Conversational AI Developer

Overview

On Site
Depends on Experience
Contract - W2
Contract - 24 Month(s)

Skills

NLP
LLMs
OpenAI
Microsoft Bot Framework
Watson Assistant
LangChain
DSPy
BotPress
NLU
NLG
Conversational AI
Chatbot

Job Details

This role involves designing, developing, and deploying intelligent virtual assistants and chatbots across customer-facing and enterprise workflows. You will work closely with product, data science, and engineering teams to build natural, context-aware, multi-turn conversation flows using cutting-edge LLMs, NLU/NLG models, and retrieval-augmented generation (RAG) architectures.

Key Responsibilities:

- Design, build, and deploy LLM-powered conversational experiences for web, mobile, and enterprise apps.

- Implement and optimize NLU/NLG models (using Hugging Face, spaCy, Rasa, etc.) for intent recognition, entity extraction, and dialogue act prediction.

- Integrate RAG pipelines (LangChain, LlamaIndex, or custom orchestration) to power context-aware conversations using enterprise knowledge bases.

- Build custom agents using frameworks like LangChain, DSPy, or Crew AI with tool integration, memory, and multi-step reasoning.

- Develop, fine-tune, or prompt-engineer LLMs (GPT, LLaMA, Claude, etc.) for domain-specific understanding and response generation.
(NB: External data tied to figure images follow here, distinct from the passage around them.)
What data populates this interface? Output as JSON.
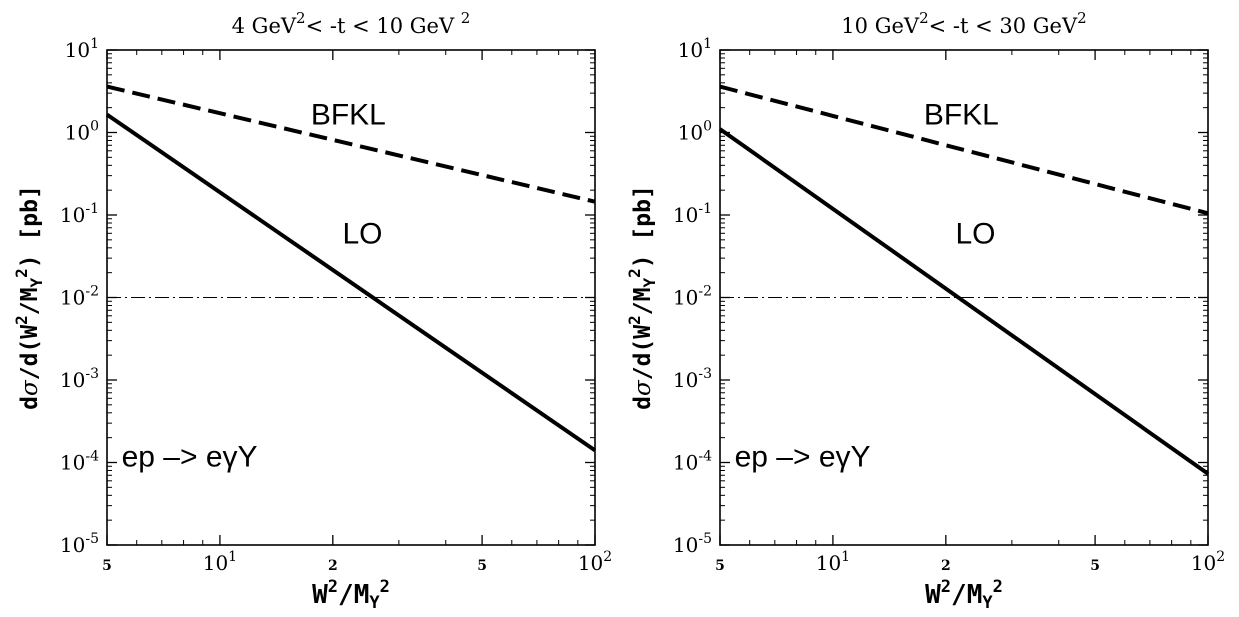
{
  "figure": {
    "ylabel_prefix": "d",
    "ylabel_sigma": "σ",
    "ylabel_mid": "/d(W",
    "ylabel_sup2a": "2",
    "ylabel_mid2": "/M",
    "ylabel_subY": "Y",
    "ylabel_sup2b": "2",
    "ylabel_end": ") [pb]",
    "xlabel_W": "W",
    "xlabel_sup2a": "2",
    "xlabel_slash": "/M",
    "xlabel_subY": "Y",
    "xlabel_sup2b": "2"
  },
  "chart_data": [
    {
      "type": "line",
      "title_parts": [
        "4 GeV",
        "2",
        "< -t < 10 GeV ",
        "2"
      ],
      "xscale": "log",
      "yscale": "log",
      "xlim": [
        5,
        100
      ],
      "ylim": [
        1e-05,
        10
      ],
      "x_ticks": [
        {
          "value": 5,
          "base": "5",
          "exp": ""
        },
        {
          "value": 10,
          "base": "10",
          "exp": "1"
        },
        {
          "value": 20,
          "base": "2",
          "exp": ""
        },
        {
          "value": 50,
          "base": "5",
          "exp": ""
        },
        {
          "value": 100,
          "base": "10",
          "exp": "2"
        }
      ],
      "y_ticks": [
        {
          "value": 1e-05,
          "base": "10",
          "exp": "-5"
        },
        {
          "value": 0.0001,
          "base": "10",
          "exp": "-4"
        },
        {
          "value": 0.001,
          "base": "10",
          "exp": "-3"
        },
        {
          "value": 0.01,
          "base": "10",
          "exp": "-2"
        },
        {
          "value": 0.1,
          "base": "10",
          "exp": "-1"
        },
        {
          "value": 1,
          "base": "10",
          "exp": "0"
        },
        {
          "value": 10,
          "base": "10",
          "exp": "1"
        }
      ],
      "series": [
        {
          "name": "BFKL",
          "style": "dashed",
          "x": [
            5,
            100
          ],
          "y": [
            3.6,
            0.145
          ]
        },
        {
          "name": "LO",
          "style": "solid",
          "x": [
            5,
            100
          ],
          "y": [
            1.65,
            0.00014
          ]
        }
      ],
      "reference_line": {
        "y": 0.01,
        "style": "dash-dot"
      },
      "annotations": [
        {
          "text": "BFKL",
          "x": 22,
          "y": 1.25
        },
        {
          "text": "LO",
          "x": 24,
          "y": 0.045
        },
        {
          "text_parts": [
            "ep",
            "–>",
            "eγY"
          ],
          "x": 8.3,
          "y": 9e-05
        }
      ]
    },
    {
      "type": "line",
      "title_parts": [
        "10 GeV",
        "2",
        "< -t < 30 GeV",
        "2"
      ],
      "xscale": "log",
      "yscale": "log",
      "xlim": [
        5,
        100
      ],
      "ylim": [
        1e-05,
        10
      ],
      "x_ticks": [
        {
          "value": 5,
          "base": "5",
          "exp": ""
        },
        {
          "value": 10,
          "base": "10",
          "exp": "1"
        },
        {
          "value": 20,
          "base": "2",
          "exp": ""
        },
        {
          "value": 50,
          "base": "5",
          "exp": ""
        },
        {
          "value": 100,
          "base": "10",
          "exp": "2"
        }
      ],
      "y_ticks": [
        {
          "value": 1e-05,
          "base": "10",
          "exp": "-5"
        },
        {
          "value": 0.0001,
          "base": "10",
          "exp": "-4"
        },
        {
          "value": 0.001,
          "base": "10",
          "exp": "-3"
        },
        {
          "value": 0.01,
          "base": "10",
          "exp": "-2"
        },
        {
          "value": 0.1,
          "base": "10",
          "exp": "-1"
        },
        {
          "value": 1,
          "base": "10",
          "exp": "0"
        },
        {
          "value": 10,
          "base": "10",
          "exp": "1"
        }
      ],
      "series": [
        {
          "name": "BFKL",
          "style": "dashed",
          "x": [
            5,
            100
          ],
          "y": [
            3.6,
            0.105
          ]
        },
        {
          "name": "LO",
          "style": "solid",
          "x": [
            5,
            100
          ],
          "y": [
            1.1,
            7.3e-05
          ]
        }
      ],
      "reference_line": {
        "y": 0.01,
        "style": "dash-dot"
      },
      "annotations": [
        {
          "text": "BFKL",
          "x": 22,
          "y": 1.25
        },
        {
          "text": "LO",
          "x": 24,
          "y": 0.045
        },
        {
          "text_parts": [
            "ep",
            "–>",
            "eγY"
          ],
          "x": 8.3,
          "y": 9e-05
        }
      ]
    }
  ]
}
- Design robust fallback, escalation, and intent disambiguation strategies to ensure resilient dialogues.

- Collaborate with front-end/backend teams to integrate bots into products using APIs, FastAPI, Flask, or GraphQL.

- Monitor and improve assistant performance using conversation analytics, A/B testing, and user feedback loops.

Required Skills & Experience:

- 3+ years of experience building conversational interfaces or NLP systems.

- Strong hands-on experience with Python and frameworks such as LangChain, DSPy, Rasa, BotPress, Dialogflow CX/ES, Microsoft Bot Framework, or Watson Assistant.

- Experience with LLMs (OpenAI, Cohere, Anthropic, Mistral, etc.), prompt engineering, and few-shot learning.

- Practical knowledge of NER, intent classification, and conversation state management.

- Familiarity with retrieval frameworks like FAISS, Pinecone, ChromaDB, and vector store querying.

- Cloud deployment experience on AWS / Google Cloud Platform / Azure (Lambda, Bedrock, EC2, S3, SageMaker, etc.).

- API design/integration experience, ideally with RESTful or GraphQL services.

- Strong understanding of conversation UX, fallback design, and personalization.

Employers have access to artificial intelligence language tools (“AI”) that help generate and enhance job descriptions and AI may have been used to create this description. The position description has been reviewed for accuracy and Dice believes it to correctly reflect the job opportunity.